Ce que le modèle en règle porte, et que le modèle gris laisse tomber en silence
- Un terrain prêt pour le tourisme. Payer une prime juste pour un terrain qui peut réellement porter l'usage visé sous le plan d'urbanisme, au lieu de traiter le zonage comme un problème pour plus tard.
- La conformité spatiale et l'approbation de construction. Le processus KKPR et le PBG, avec de vrais coûts d'ingénierie et de reprises, au lieu de construire d'abord et d'espérer régulariser ensuite.
- La conformité environnementale et les eaux usées. Un vrai parcours d'approbation, plutôt que traiter le drainage et la pollution comme l'externalité de quelqu'un d'autre.
- La bonne classification d'activité touristique. Se déclarer pour ce que le bien est réellement, pas sous l'étiquette la moins chère qui passe dans l'OSS.
- La certification santé et hygiène. Des standards d'eau, d'air, de linge et de lutte antiparasitaire avec du personnel formé, pas un ménage informel sans le moindre contrôle documenté.
- La fiscalité locale et nationale. Collecter et reverser réellement la taxe d'hébergement, et déclarer le revenu, au lieu de garder le chiffre d'affaires hors des livres.
- La protection sociale du personnel. Inscrire les salariés à la BPJS santé et emploi, pas payer de la main à la main en espérant que personne ne demande.
Rien de tout cela n'est de la décoration administrative. C'est la différence entre une activité construite pour passer une inspection et une activité construite pour durer seulement tant que personne ne regarde.
Où va réellement le risque
Sauter ces coûts ne supprime pas le risque. Cela le déplace. Le propriétaire échange une économie aujourd'hui contre un possible ordre de fermeture, un redressement fiscal ou une facture de régularisation en urgence demain. Le client échange un prix contre un séjour privé de tous les contrôles documentés d'eau, d'hygiène et de sécurité qu'un exploitant licencié porte, avec une vraie exposition à une interruption en plein séjour si les autorités agissent. Le personnel, souvent invisible dans cette conversation, encaisse le choc le plus dur et le plus immédiat : quand Bingin a été démoli en 2025, des salariés ont perdu leur revenu avant même qu'on ne parle des pertes des propriétaires. Les voisins et la communauté absorbent les externalités du surdéveloppement et de la conversion de terres productives. Et le futur acheteur absorbe une décote de sortie, parce qu'un dossier incomplet rétrécit le vivier d'acquéreurs et complique le financement et la due diligence, quel que soit le prix payé la dernière fois.

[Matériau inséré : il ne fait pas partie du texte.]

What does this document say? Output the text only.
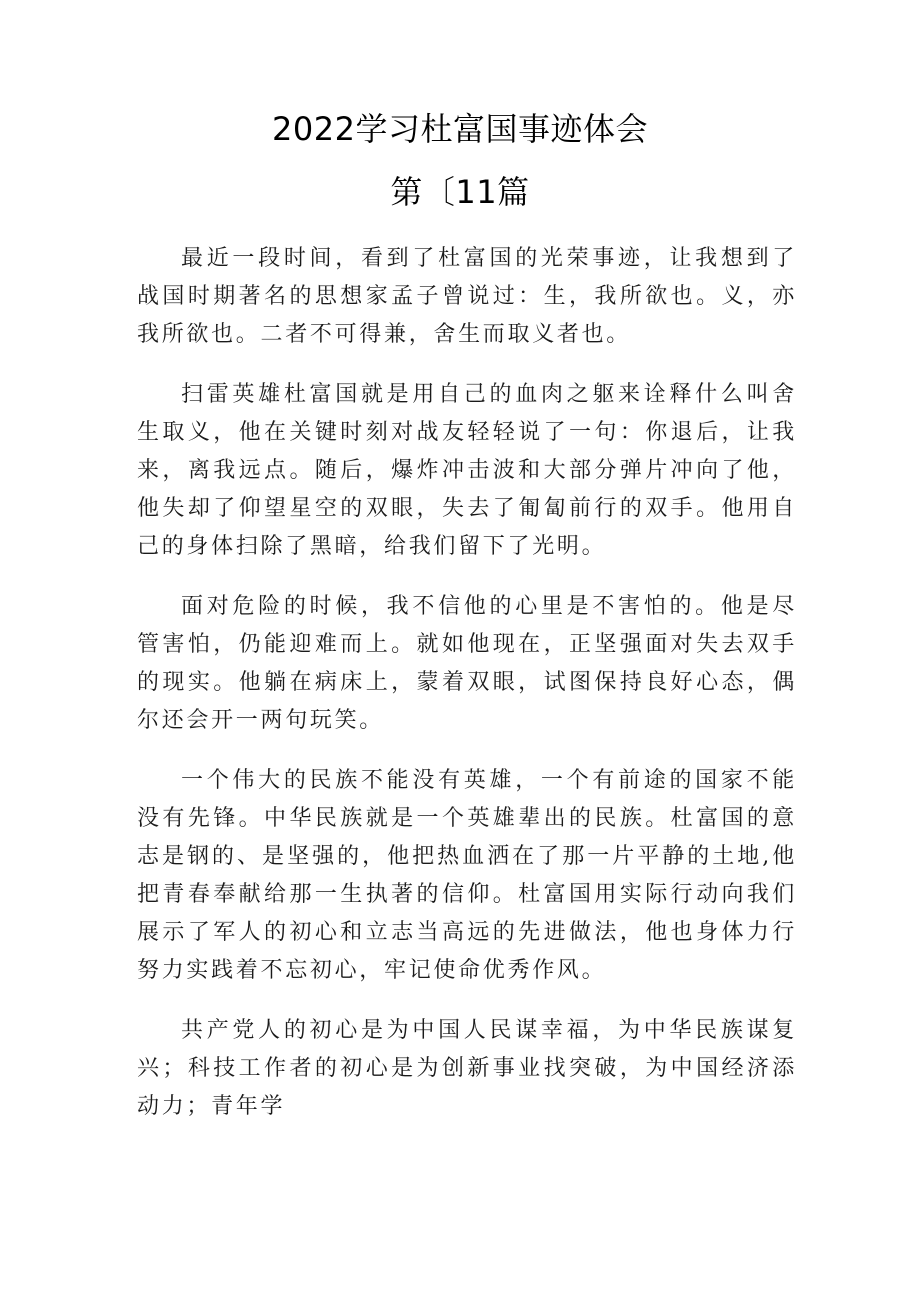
2022学习杜富国事迹体会
第〔11篇

最近一段时间，看到了杜富国的光荣事迹，让我想到了战国时期著名的思想家孟子曾说过：生，我所欲也。义，亦我所欲也。二者不可得兼，舍生而取义者也。

扫雷英雄杜富国就是用自己的血肉之躯来诠释什么叫舍生取义，他在关键时刻对战友轻轻说了一句：你退后，让我来，离我远点。随后，爆炸冲击波和大部分弹片冲向了他，他失却了仰望星空的双眼，失去了匍匐前行的双手。他用自己的身体扫除了黑暗，给我们留下了光明。

面对危险的时候，我不信他的心里是不害怕的。他是尽管害怕，仍能迎难而上。就如他现在，正坚强面对失去双手的现实。他躺在病床上，蒙着双眼，试图保持良好心态，偶尔还会开一两句玩笑。

一个伟大的民族不能没有英雄，一个有前途的国家不能没有先锋。中华民族就是一个英雄辈出的民族。杜富国的意志是钢的、是坚强的，他把热血洒在了那一片平静的土地,他把青春奉献给那一生执著的信仰。杜富国用实际行动向我们展示了军人的初心和立志当高远的先进做法，他也身体力行努力实践着不忘初心，牢记使命优秀作风。

共产党人的初心是为中国人民谋幸福，为中华民族谋复兴；科技工作者的初心是为创新事业找突破，为中国经济添动力；青年学
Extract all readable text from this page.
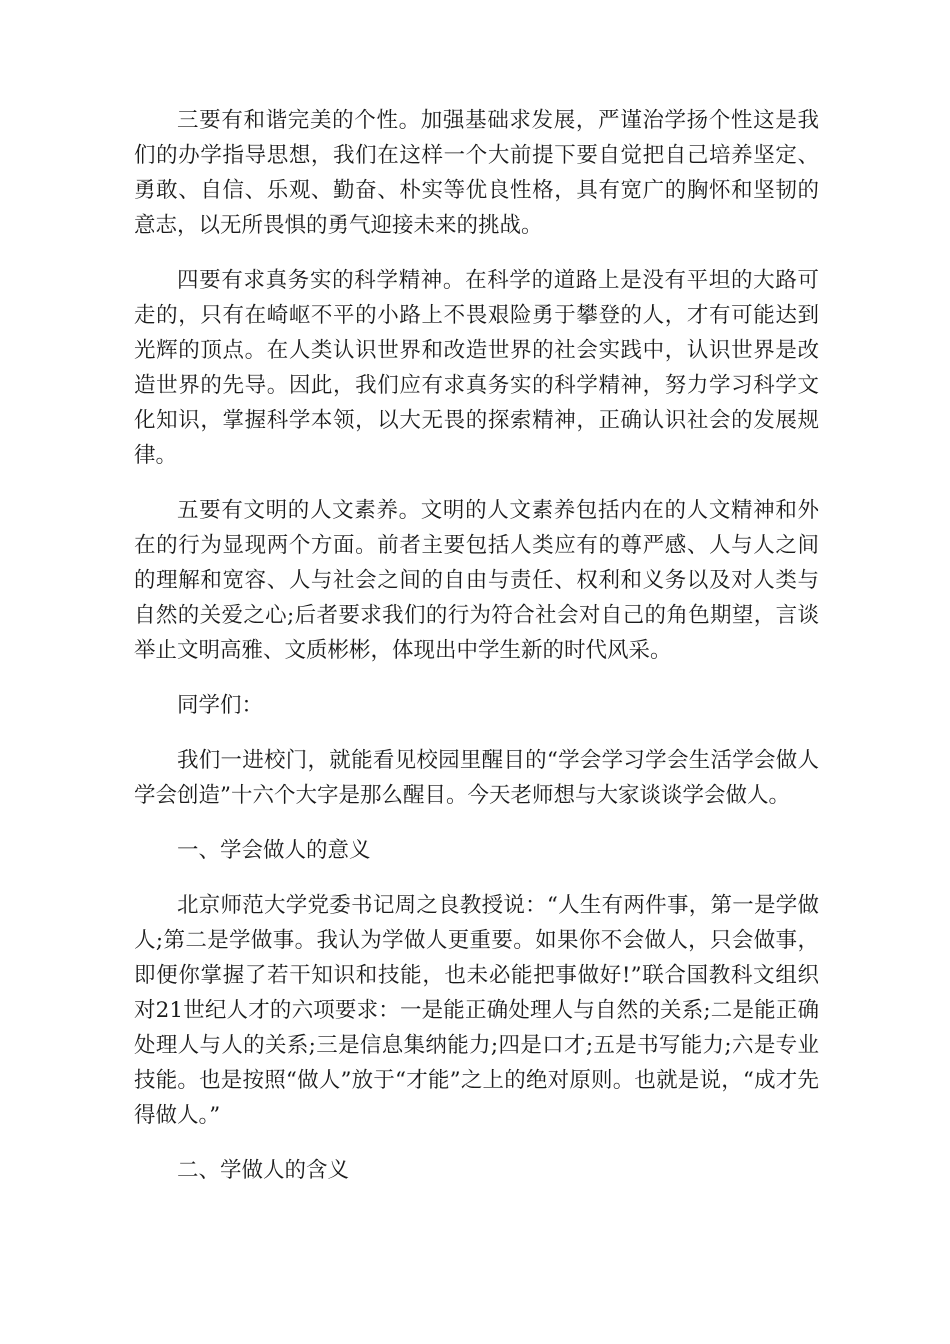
三要有和谐完美的个性。加强基础求发展，严谨治学扬个性这是我们的办学指导思想，我们在这样一个大前提下要自觉把自己培养坚定、勇敢、自信、乐观、勤奋、朴实等优良性格，具有宽广的胸怀和坚韧的意志，以无所畏惧的勇气迎接未来的挑战。

四要有求真务实的科学精神。在科学的道路上是没有平坦的大路可走的，只有在崎岖不平的小路上不畏艰险勇于攀登的人，才有可能达到光辉的顶点。在人类认识世界和改造世界的社会实践中，认识世界是改造世界的先导。因此，我们应有求真务实的科学精神，努力学习科学文化知识，掌握科学本领，以大无畏的探索精神，正确认识社会的发展规律。

五要有文明的人文素养。文明的人文素养包括内在的人文精神和外在的行为显现两个方面。前者主要包括人类应有的尊严感、人与人之间的理解和宽容、人与社会之间的自由与责任、权利和义务以及对人类与自然的关爱之心;后者要求我们的行为符合社会对自己的角色期望，言谈举止文明高雅、文质彬彬，体现出中学生新的时代风采。

同学们：

我们一进校门，就能看见校园里醒目的“学会学习学会生活学会做人学会创造”十六个大字是那么醒目。今天老师想与大家谈谈学会做人。

一、学会做人的意义

北京师范大学党委书记周之良教授说：“人生有两件事，第一是学做人;第二是学做事。我认为学做人更重要。如果你不会做人，只会做事，即便你掌握了若干知识和技能，也未必能把事做好!”联合国教科文组织对21世纪人才的六项要求：一是能正确处理人与自然的关系;二是能正确处理人与人的关系;三是信息集纳能力;四是口才;五是书写能力;六是专业技能。也是按照“做人”放于“才能”之上的绝对原则。也就是说，“成才先得做人。”

二、学做人的含义
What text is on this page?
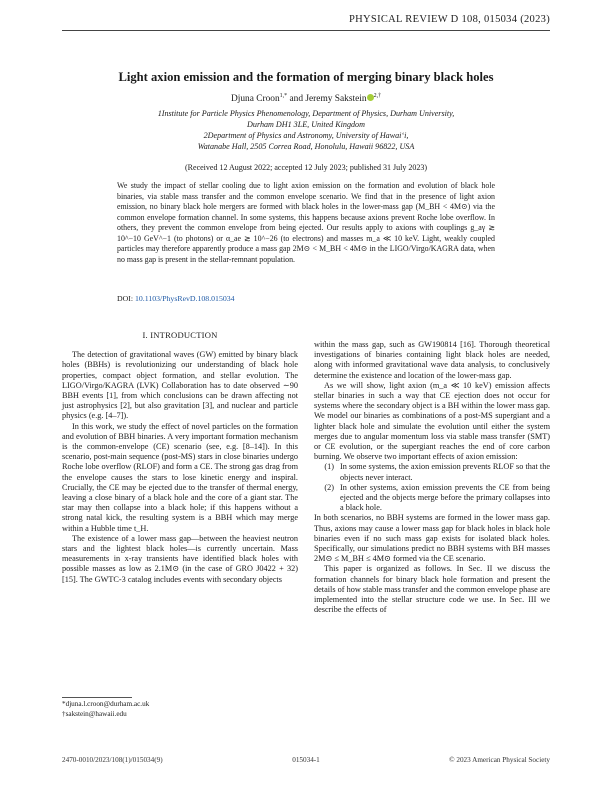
PHYSICAL REVIEW D 108, 015034 (2023)
Light axion emission and the formation of merging binary black holes
Djuna Croon$^{1,*}$ and Jeremy Sakstein $^{2,\dagger}$
1Institute for Particle Physics Phenomenology, Department of Physics, Durham University,
Durham DH1 3LE, United Kingdom
2Department of Physics and Astronomy, University of Hawai‘i,
Watanabe Hall, 2505 Correa Road, Honolulu, Hawaii 96822, USA
(Received 12 August 2022; accepted 12 July 2023; published 31 July 2023)
We study the impact of stellar cooling due to light axion emission on the formation and evolution of black hole binaries, via stable mass transfer and the common envelope scenario. We find that in the presence of light axion emission, no binary black hole mergers are formed with black holes in the lower-mass gap (M_BH < 4M⊙) via the common envelope formation channel. In some systems, this happens because axions prevent Roche lobe overflow. In others, they prevent the common envelope from being ejected. Our results apply to axions with couplings g_aγ ≳ 10^−10 GeV^−1 (to photons) or α_ae ≳ 10^−26 (to electrons) and masses m_a ≪ 10 keV. Light, weakly coupled particles may therefore apparently produce a mass gap 2M⊙ < M_BH < 4M⊙ in the LIGO/Virgo/KAGRA data, when no mass gap is present in the stellar-remnant population.
DOI: 10.1103/PhysRevD.108.015034
I. INTRODUCTION

The detection of gravitational waves (GW) emitted by binary black holes (BBHs) is revolutionizing our understanding of black hole properties, compact object formation, and stellar evolution. The LIGO/Virgo/KAGRA (LVK) Collaboration has to date observed ∼90 BBH events [1], from which conclusions can be drawn affecting not just astrophysics [2], but also gravitation [3], and nuclear and particle physics (e.g. [4–7]).

In this work, we study the effect of novel particles on the formation and evolution of BBH binaries. A very important formation mechanism is the common-envelope (CE) scenario (see, e.g. [8–14]). In this scenario, post-main sequence (post-MS) stars in close binaries undergo Roche lobe overflow (RLOF) and form a CE. The strong gas drag from the envelope causes the stars to lose kinetic energy and inspiral. Crucially, the CE may be ejected due to the transfer of thermal energy, leaving a close binary of a black hole and the core of a giant star. The star may then collapse into a black hole; if this happens without a strong natal kick, the resulting system is a BBH which may merge within a Hubble time t_H.

The existence of a lower mass gap—between the heaviest neutron stars and the lightest black holes—is currently uncertain. Mass measurements in x-ray transients have identified black holes with possible masses as low as 2.1M⊙ (in the case of GRO J0422 + 32) [15]. The GWTC-3 catalog includes events with secondary objects

within the mass gap, such as GW190814 [16]. Thorough theoretical investigations of binaries containing light black holes are needed, along with informed gravitational wave data analysis, to conclusively determine the existence and location of the lower-mass gap.

As we will show, light axion (m_a ≪ 10 keV) emission affects stellar binaries in such a way that CE ejection does not occur for systems where the secondary object is a BH within the lower mass gap. We model our binaries as combinations of a post-MS supergiant and a lighter black hole and simulate the evolution until either the system merges due to angular momentum loss via stable mass transfer (SMT) or CE evolution, or the supergiant reaches the end of core carbon burning. We observe two important effects of axion emission:

(1) In some systems, the axion emission prevents RLOF so that the objects never interact.
(2) In other systems, axion emission prevents the CE from being ejected and the objects merge before the primary collapses into a black hole.

In both scenarios, no BBH systems are formed in the lower mass gap. Thus, axions may cause a lower mass gap for black holes in black hole binaries even if no such mass gap exists for isolated black holes. Specifically, our simulations predict no BBH systems with BH masses 2M⊙ ≤ M_BH ≤ 4M⊙ formed via the CE scenario.

This paper is organized as follows. In Sec. II we discuss the formation channels for binary black hole formation and present the details of how stable mass transfer and the common envelope phase are implemented into the stellar structure code we use. In Sec. III we describe the effects of

*djuna.l.croon@durham.ac.uk
†sakstein@hawaii.edu
2470-0010/2023/108(1)/015034(9)	015034-1	© 2023 American Physical Society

Les contrôles ne sont plus théoriques
L'Indonésie annonce un audit national pour réformer le tourisme balinais, en réponse au surdéveloppement et au désordre.
Gianyar ferme temporairement PARQ Ubud, faute des prérequis élémentaires de licence d'activité.
PARQ Ubud passe en fermeture définitive par arrêté du régent ; son directeur est mis en cause dans un dossier de conversion de terres.
Le gouverneur de Bali annonce une équipe d'audit spéciale inter-administrations pour les permis touristiques, avec la police en appui.
Green Flow Villa à Ubud, vingt bâtiments, est mise sous scellés pour conversion alléguée de terres agricoles protégées.
Badung démolit 48 structures illégales à Bingin Beach, après trois avertissements écrits.
Bali formalise sa coordination avec le BKPM sur la discipline de l'investissement étranger, dans la continuité du même effort de contrôle.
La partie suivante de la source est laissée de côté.